Banalisation de l’alcool sur les réseaux sociaux : nouvelle victoire judiciaire pour Addictions France face à Meta
Paris, le 19/08/2025
Par un jugement rendu le 7 avril dernier, le tribunal judiciaire de Paris a condamné Meta, la société mère de Facebook et Instagram, à retirer 26 contenus jugés illicites sur Instagram et Facebook. Ces contenus, publiés par 13 influenceurs différents, ont été reconnus comme contraires à la loi. Ils cumulent à eux tous plus de 6 millions de followers. Le juge a non seulement ordonné leur retrait, mais a également enjoint à Meta de transmettre à Addictions France les données d’identification des auteurs de ces contenus. La décision est susceptible de recours.
Quand l’histoire se répète : Meta de nouveau condamné
Un peu plus de deux ans après une première condamnation pour violation de la loi Evin, le groupe Meta est de nouveau sanctionné par le juge français pour des faits similaires.

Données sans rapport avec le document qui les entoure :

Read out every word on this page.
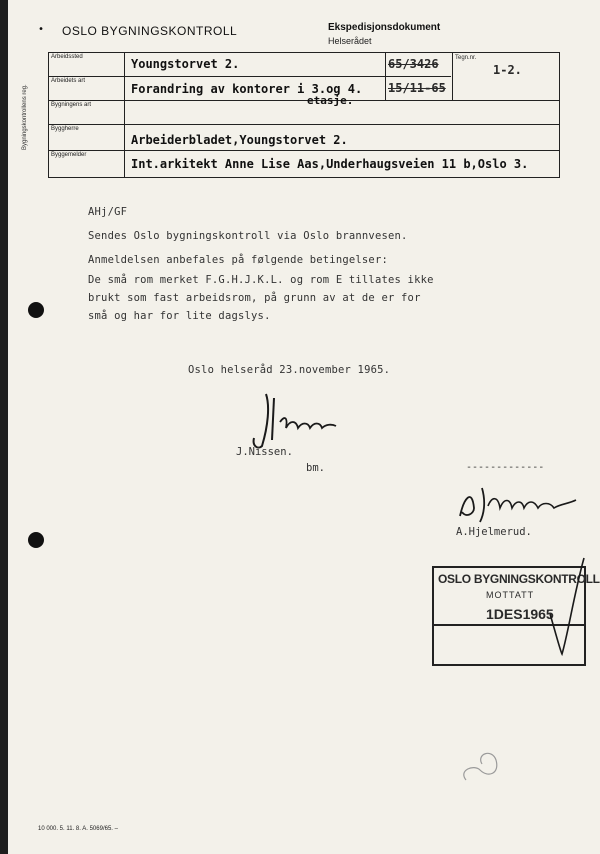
• OSLO BYGNINGSKONTROLL	Ekspedisjonsdokument
Helserådet
Bygningskontrollens reg.
Arbeidssted
Arbeidets art
Bygningens art
Byggherre
Byggemelder
Youngstorvet 2.
Forandring av kontorer i 3.og 4.
etasje.
Arbeiderbladet,Youngstorvet 2.
Int.arkitekt Anne Lise Aas,Underhaugsveien 11 b,Oslo 3.
65/3426
15/11-65
Tegn.nr.
1-2.
AHj/GF
Sendes Oslo bygningskontroll via Oslo brannvesen.
Anmeldelsen anbefales på følgende betingelser:
De små rom merket F.G.H.J.K.L. og rom E tillates ikke
brukt som fast arbeidsrom, på grunn av at de er for
små og har for lite dagslys.
Oslo helseråd 23.november 1965.
J.Nissen.
bm.	-------------
A.Hjelmerud.
OSLO BYGNINGSKONTROLL
MOTTATT
1DES1965
10 000. 5. 11. 8. A. 5069/65. –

Ont été soumis au juge des publications d’influenceurs indifférents aux demandes amiables formulées par Addictions France, contrainte de signaler à Meta les contenus problématiques diffusés sur Instagram. En l’absence de réaction de la part de l’hébergeur, Addictions France a saisi la justice qui a donné raison à l’association dans un jugement du 7 avril 2025.
Les influenceurs en cause
La décision identifie les influenceurs sous les pseudonymes suivants : juanarbelaezchef, romainp_, juliensebbag, julienduboue, malikamenard, fastgoodcuisine, whoogys, justinaccessible, lizzycausyn, alaiajeanneau, xxcaillouxx, rsimacourbe et pazapah
La banalisation de l’alcool sur les réseaux sociaux
La décision est remarquable par la variété des contenus épinglés : on retrouve tant la promotion explicite et directe de marques d’alcool ou de produits alcoolisés, tels que Martini, Heineken, 8.6 ou encore Corona, en lien avec des moments festifs et d’évasion, que des publications humoristiques et des formats insidieux, glissés dans des scènes du quotidien comme le repas et l’apéritif.

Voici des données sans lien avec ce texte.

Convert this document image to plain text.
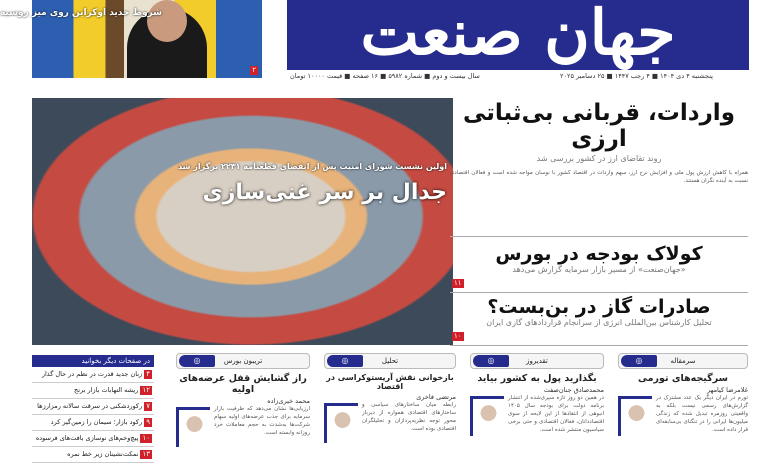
شروط جدید اوکراین روی میز روسیه
۲
جهان صنعت
پنجشنبه ۴ دی ۱۴۰۴ ■ ۴ رجب ۱۴۴۷ ■ ۲۵ دسامبر ۲۰۲۵
سال بیست و دوم ■ شماره ۵۹۸۲ ■ ۱۶ صفحه ■ قیمت ۱۰۰۰۰ تومان
اولین نشست شورای امنیت پس از انقضای قطعنامه ۲۲۳۱ برگزار شد
جدال بر سر غنی‌سازی
واردات، قربانی بی‌ثباتی ارزی
روند تقاضای ارز در کشور بررسی شد
همراه با کاهش ارزش پول ملی و افزایش نرخ ارز، سهم واردات در اقتصاد کشور با نوسان مواجه شده است و فعالان اقتصادی نسبت به آینده نگران هستند.
کولاک بودجه در بورس
«جهان‌صنعت» از مسیر بازار سرمایه گزارش می‌دهد
۱۱
صادرات گاز در بن‌بست؟
تحلیل کارشناس بین‌المللی انرژی از سرانجام قراردادهای گازی ایران
۱۰
سرمقاله
◎
سرگیجه‌های تورمی
غلامرضا کیامهر
تورم در ایران دیگر یک عدد مشترک در گزارش‌های رسمی نیست بلکه به واقعیتی روزمره تبدیل شده که زندگی میلیون‌ها ایرانی را در تنگنای بی‌سابقه‌ای قرار داده است.
تقدیروز
◎
بگذارید پول به کشور بیاید
محمدصادق جنان‌صفت
در همین دو روز تازه سپری‌شده از انتشار برنامه دولت برای بودجه سال ۱۴۰۵ انبوهی از انتقادها از این لایحه از سوی اقتصاددانان، فعالان اقتصادی و حتی برخی سیاسیون منتشر شده است.
تحلیل
◎
بازخوانی نقش آریستوکراسی در اقتصاد
مرتضی فاخری
رابطه میان ساختارهای سیاسی و ساختارهای اقتصادی همواره از دیرباز محور توجه نظریه‌پردازان و تحلیلگران اقتصادی بوده است.
تریبون بورس
◎
راز گشایش قفل عرضه‌های اولیه
محمد خیری‌زاده
ارزیابی‌ها نشان می‌دهد که ظرفیت بازار سرمایه برای جذب عرضه‌های اولیه سهام شرکت‌ها به‌شدت به حجم معاملات خرد روزانه وابسته است.
در صفحات دیگر بخوانید
۴ زبان جدید قدرت در نظم در حال گذار
۱۲ ریشه التهابات بازار برنج
۷ رکوردشکنی در سرقت سالانه رمزارزها
۹ رکود بازار؛ سیمان را زمین‌گیر کرد
۱۰ پیچ‌وخم‌های نوسازی بافت‌های فرسوده
۱۳ نمکت‌نشینان زیر خط نمره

La décision lève aussi l’ambiguïté soulevée par le secteur alcoolier et l’ARPP : contrairement à ce que prétendent ces derniers dans leurs guides « d’autorégulation », des posts de « chefs » (Whoogys, juanarbelaezchef), valorisant explicitement des marques d’alcool dans les recettes ou pour en accompagner la dégustation, ont été condamnés par le juge.
Ce jugement contribue à donner du cadre au secteur de l’influence et aux marques d’alcool qui ne peuvent plus s’abriter derrière le prétexte des zones grises de la loi Evin.

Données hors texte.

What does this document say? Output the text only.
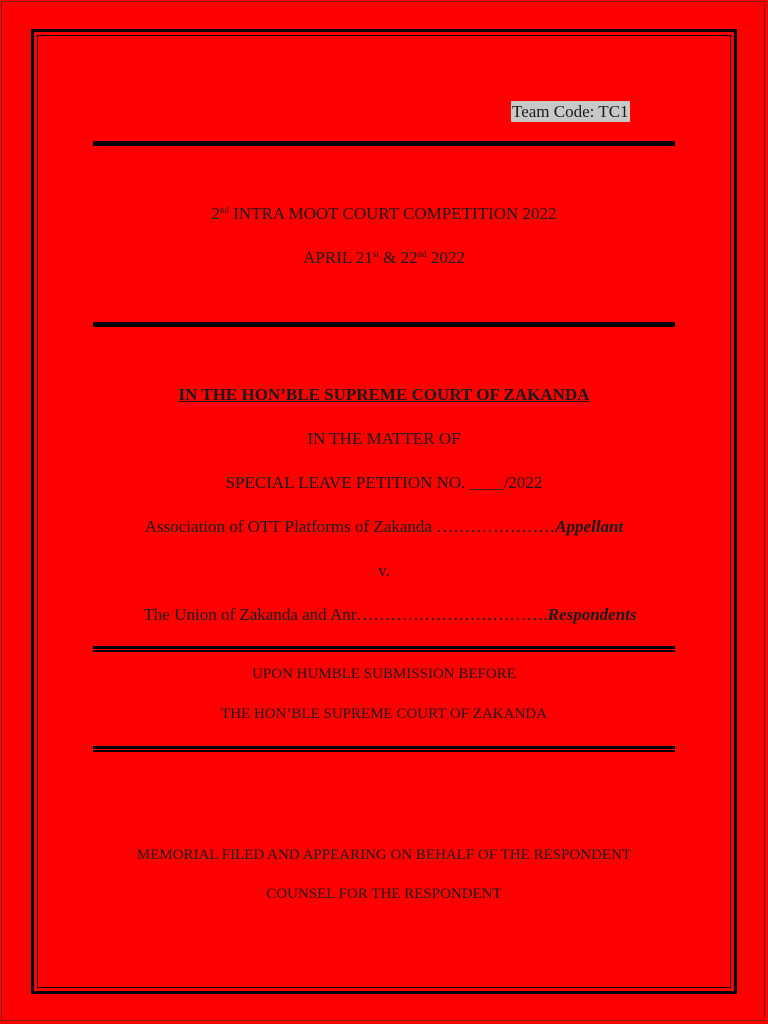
Team Code: TC1
2nd INTRA MOOT COURT COMPETITION 2022
APRIL 21st & 22nd 2022
IN THE HON’BLE SUPREME COURT OF ZAKANDA
IN THE MATTER OF
SPECIAL LEAVE PETITION NO. ____/2022
Association of OTT Platforms of Zakanda …………………Appellant
v.
The Union of Zakanda and Anr…………………………….Respondents
UPON HUMBLE SUBMISSION BEFORE
THE HON’BLE SUPREME COURT OF ZAKANDA
MEMORIAL FILED AND APPEARING ON BEHALF OF THE RESPONDENT
COUNSEL FOR THE RESPONDENT
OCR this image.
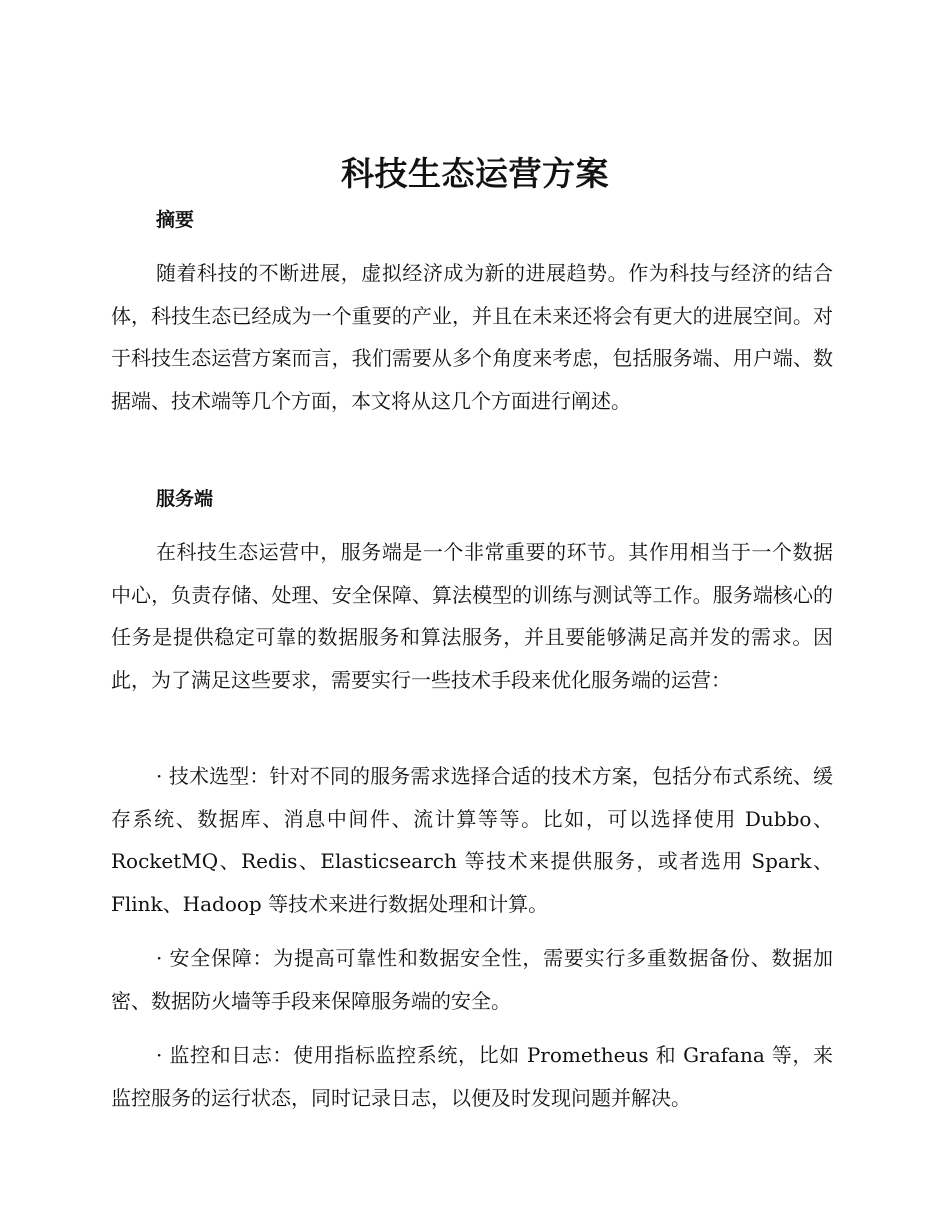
科技生态运营方案
摘要

随着科技的不断进展，虚拟经济成为新的进展趋势。作为科技与经济的结合体，科技生态已经成为一个重要的产业，并且在未来还将会有更大的进展空间。对于科技生态运营方案而言，我们需要从多个角度来考虑，包括服务端、用户端、数据端、技术端等几个方面，本文将从这几个方面进行阐述。

服务端

在科技生态运营中，服务端是一个非常重要的环节。其作用相当于一个数据中心，负责存储、处理、安全保障、算法模型的训练与测试等工作。服务端核心的任务是提供稳定可靠的数据服务和算法服务，并且要能够满足高并发的需求。因此，为了满足这些要求，需要实行一些技术手段来优化服务端的运营：

· 技术选型：针对不同的服务需求选择合适的技术方案，包括分布式系统、缓存系统、数据库、消息中间件、流计算等等。比如，可以选择使用 Dubbo、RocketMQ、Redis、Elasticsearch 等技术来提供服务，或者选用 Spark、Flink、Hadoop 等技术来进行数据处理和计算。

· 安全保障：为提高可靠性和数据安全性，需要实行多重数据备份、数据加密、数据防火墙等手段来保障服务端的安全。

· 监控和日志：使用指标监控系统，比如 Prometheus 和 Grafana 等，来监控服务的运行状态，同时记录日志，以便及时发现问题并解决。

Meta face aux contenus illicites : une posture qui interroge
Encore récemment, dans une réponse adressée à Addictions France suite à une série de signalements, la plateforme a indiqué ne pas vouloir se positionner et invité l’association à saisir la justice pour obtenir la confirmation du caractère illégal des publications signalées. Le temps de traitement des signalements est également sujet à interrogation, y compris lorsqu’Addictions France agit en tant que signaleur de confiance : il aura fallu 6 semaines pour que Meta apporte une réponse (également négative) à des signalements effectués durant le printemps 2025. Addictions France estime cette inertie préjudiciable, raison pour laquelle une action en responsabilité a été initiée à l’encontre de la plateforme.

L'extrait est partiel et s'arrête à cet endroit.